What happened is… since I’ve decided to drop that work, I’ve been pretty relaxed about it. I no longer over-prepare the day before. I follow my instincts and my decade of knowledge and reflexes. I’m less worried about people judging me because I’m already leaving. I leave my expectations at the door. I just respond to what’s needed, not exerting more effort than I need to out of anxiety, nor under-exerting by taking things for granted.
And I actually perform better, deliver better, teach better. I actually started to dread it less, and have more fun.
Fk me.
I’ve just been over-gripping.
Does it mean I’m going back to training? Hell no. I still don’t enjoy it, still rather not do it if I had a choice. But it does reveal that much of my pain and dread conducting training was my own doing.
Self-own, again.
Comments
@drodol Great question, buddy! 🫡 You know what, I might be over-gripping in indie hacking as well… still learning to manage expectations

How does over-gripping manifest in your indie hacking?
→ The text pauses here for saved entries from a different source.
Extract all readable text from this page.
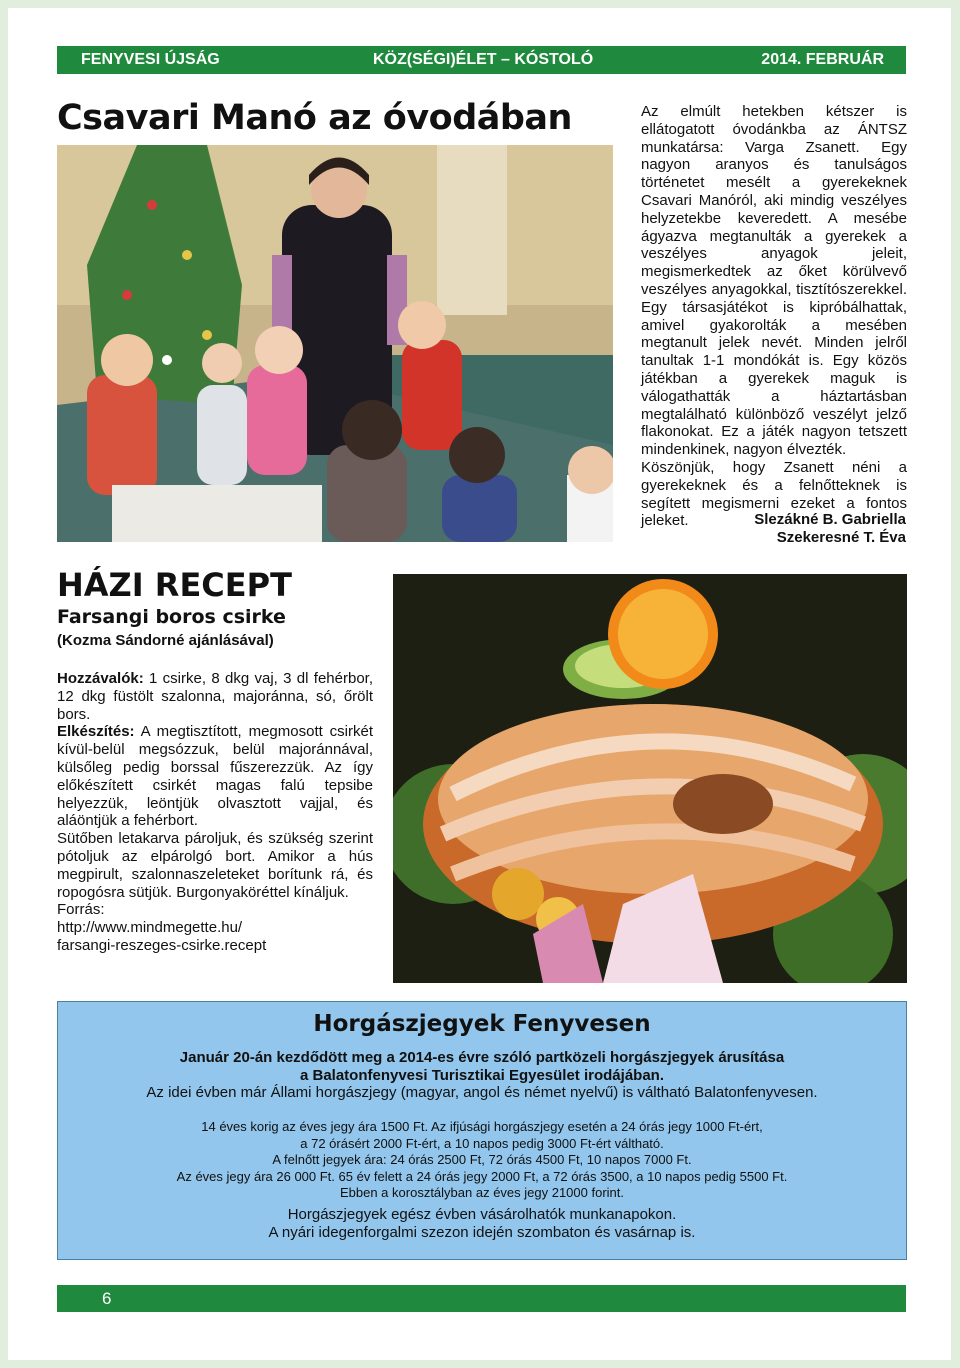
FENYVESI ÚJSÁG	KÖZ(SÉGI)ÉLET – KÓSTOLÓ	2014. FEBRUÁR
Csavari Manó az óvodában	Az elmúlt hetekben kétszer is ellátogatott óvodánkba az ÁNTSZ munkatársa: Varga Zsanett. Egy nagyon aranyos és tanulságos történetet mesélt a gyerekeknek Csavari Manóról, aki mindig veszélyes helyzetekbe keveredett. A mesébe ágyazva megtanulták a gyerekek a veszélyes anyagok jeleit, megismerkedtek az őket körülvevő veszélyes anyagokkal, tisztítószerekkel. Egy társasjátékot is kipróbálhattak, amivel gyakorolták a mesében megtanult jelek nevét. Minden jelről tanultak 1-1 mondókát is. Egy közös játékban a gyerekek maguk is válogathatták a háztartásban megtalálható különböző veszélyt jelző flakonokat. Ez a játék nagyon tetszett mindenkinek, nagyon élvezték.

Köszönjük, hogy Zsanett néni a gyerekeknek és a felnőtteknek is segített megismerni ezeket a fontos jeleket.	Slezákné B. Gabriella
Szekeresné T. Éva
HÁZI RECEPT
Farsangi boros csirke
(Kozma Sándorné ajánlásával)

Hozzávalók: 1 csirke, 8 dkg vaj, 3 dl fehérbor, 12 dkg füstölt szalonna, majoránna, só, őrölt bors.

Elkészítés: A megtisztított, megmosott csirkét kívül-belül megsózzuk, belül majoránnával, külsőleg pedig borssal fűszerezzük. Az így előkészített csirkét magas falú tepsibe helyezzük, leöntjük olvasztott vajjal, és aláöntjük a fehérbort.

Sütőben letakarva pároljuk, és szükség szerint pótoljuk az elpárolgó bort. Amikor a hús megpirult, szalonnaszeleteket borítunk rá, és ropogósra sütjük. Burgonyaköréttel kínáljuk.

Forrás:

http://www.mindmegette.hu/

farsangi-reszeges-csirke.recept

Horgászjegyek Fenyvesen
Január 20-án kezdődött meg a 2014-es évre szóló partközeli horgászjegyek árusítása
a Balatonfenyvesi Turisztikai Egyesület irodájában.
Az idei évben már Állami horgászjegy (magyar, angol és német nyelvű) is váltható Balatonfenyvesen.
14 éves korig az éves jegy ára 1500 Ft. Az ifjúsági horgászjegy esetén a 24 órás jegy 1000 Ft-ért,
a 72 órásért 2000 Ft-ért, a 10 napos pedig 3000 Ft-ért váltható.
A felnőtt jegyek ára: 24 órás 2500 Ft, 72 órás 4500 Ft, 10 napos 7000 Ft.
Az éves jegy ára 26 000 Ft. 65 év felett a 24 órás jegy 2000 Ft, a 72 órás 3500, a 10 napos pedig 5500 Ft.
Ebben a korosztályban az éves jegy 21000 forint.
Horgászjegyek egész évben vásárolhatók munkanapokon.
A nyári idegenforgalmi szezon idején szombaton és vasárnap is.
6
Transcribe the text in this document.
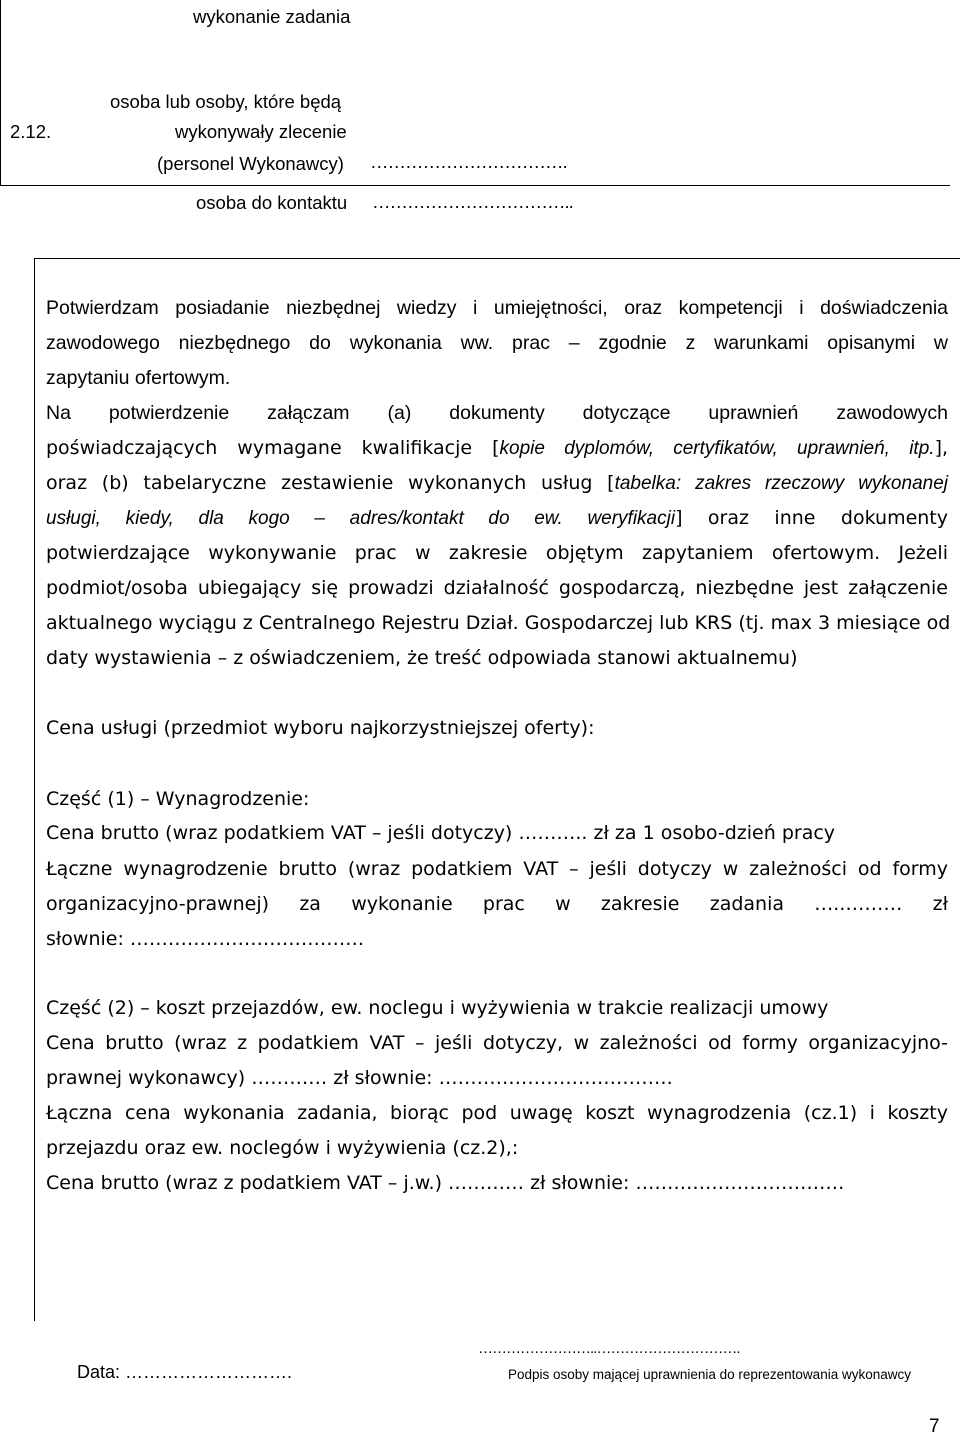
wykonanie zadania
2.12.
osoba lub osoby, które będą
wykonywały zlecenie
(personel Wykonawcy) …………………………….
osoba do kontaktu ……………………………..
Potwierdzam posiadanie niezbędnej wiedzy i umiejętności, oraz kompetencji i doświadczenia
zawodowego niezbędnego do wykonania ww. prac – zgodnie z warunkami opisanymi w
zapytaniu ofertowym.
Na potwierdzenie załączam (a) dokumenty dotyczące uprawnień zawodowych
poświadczających wymagane kwalifikacje [kopie dyplomów, certyfikatów, uprawnień, itp.],
oraz (b) tabelaryczne zestawienie wykonanych usług [tabelka: zakres rzeczowy wykonanej
usługi, kiedy, dla kogo – adres/kontakt do ew. weryfikacji] oraz inne dokumenty
potwierdzające wykonywanie prac w zakresie objętym zapytaniem ofertowym. Jeżeli
podmiot/osoba ubiegający się prowadzi działalność gospodarczą, niezbędne jest załączenie
aktualnego wyciągu z Centralnego Rejestru Dział. Gospodarczej lub KRS (tj. max 3 miesiące od
daty wystawienia – z oświadczeniem, że treść odpowiada stanowi aktualnemu)
Cena usługi (przedmiot wyboru najkorzystniejszej oferty):
Część (1) – Wynagrodzenie:
Cena brutto (wraz podatkiem VAT – jeśli dotyczy) ……….. zł za 1 osobo-dzień pracy
Łączne wynagrodzenie brutto (wraz podatkiem VAT – jeśli dotyczy w zależności od formy
organizacyjno-prawnej) za wykonanie prac w zakresie zadania …..……… zł
słownie: ……………………………….
Część (2) – koszt przejazdów, ew. noclegu i wyżywienia w trakcie realizacji umowy
Cena brutto (wraz z podatkiem VAT – jeśli dotyczy, w zależności od formy organizacyjno-
prawnej wykonawcy) ………… zł słownie: ……………………………….
Łączna cena wykonania zadania, biorąc pod uwagę koszt wynagrodzenia (cz.1) i koszty
przejazdu oraz ew. noclegów i wyżywienia (cz.2),:
Cena brutto (wraz z podatkiem VAT – j.w.) ………… zł słownie: ……………………………
Data: ……………………….
……………………..………………………….
Podpis osoby mającej uprawnienia do reprezentowania wykonawcy
7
What do you experience in this area?

“Over-gripping” is a great visual. I suspect many of us self-sabotage what we care about the most because we get too anxious about the results we want. It’s better to take a more relaxed, playful, curious, and confident attitude with our goals!
@drodol I think in my early days, the expectations (or naivety) of a product doing well, and the huge disappointment after when it doesn’t, is my “over-gripping” in indie hacking. Often I feel like quitting then. I got a better handle on it these days, but it still hits me, and I need some time to let it pass before I feel motivated to move on to the next thing.
@haideralmosawi Yes yes! Self sabotage is the word here. Totally unintentional, but still sabotage nonetheless. Being more relaxed and playful is easy with goals I don’t care about… applying that attitude to important goals is so hard!

What a powerful realisation, Jason. Can you see this “over-gripping” in other areas of your life as well?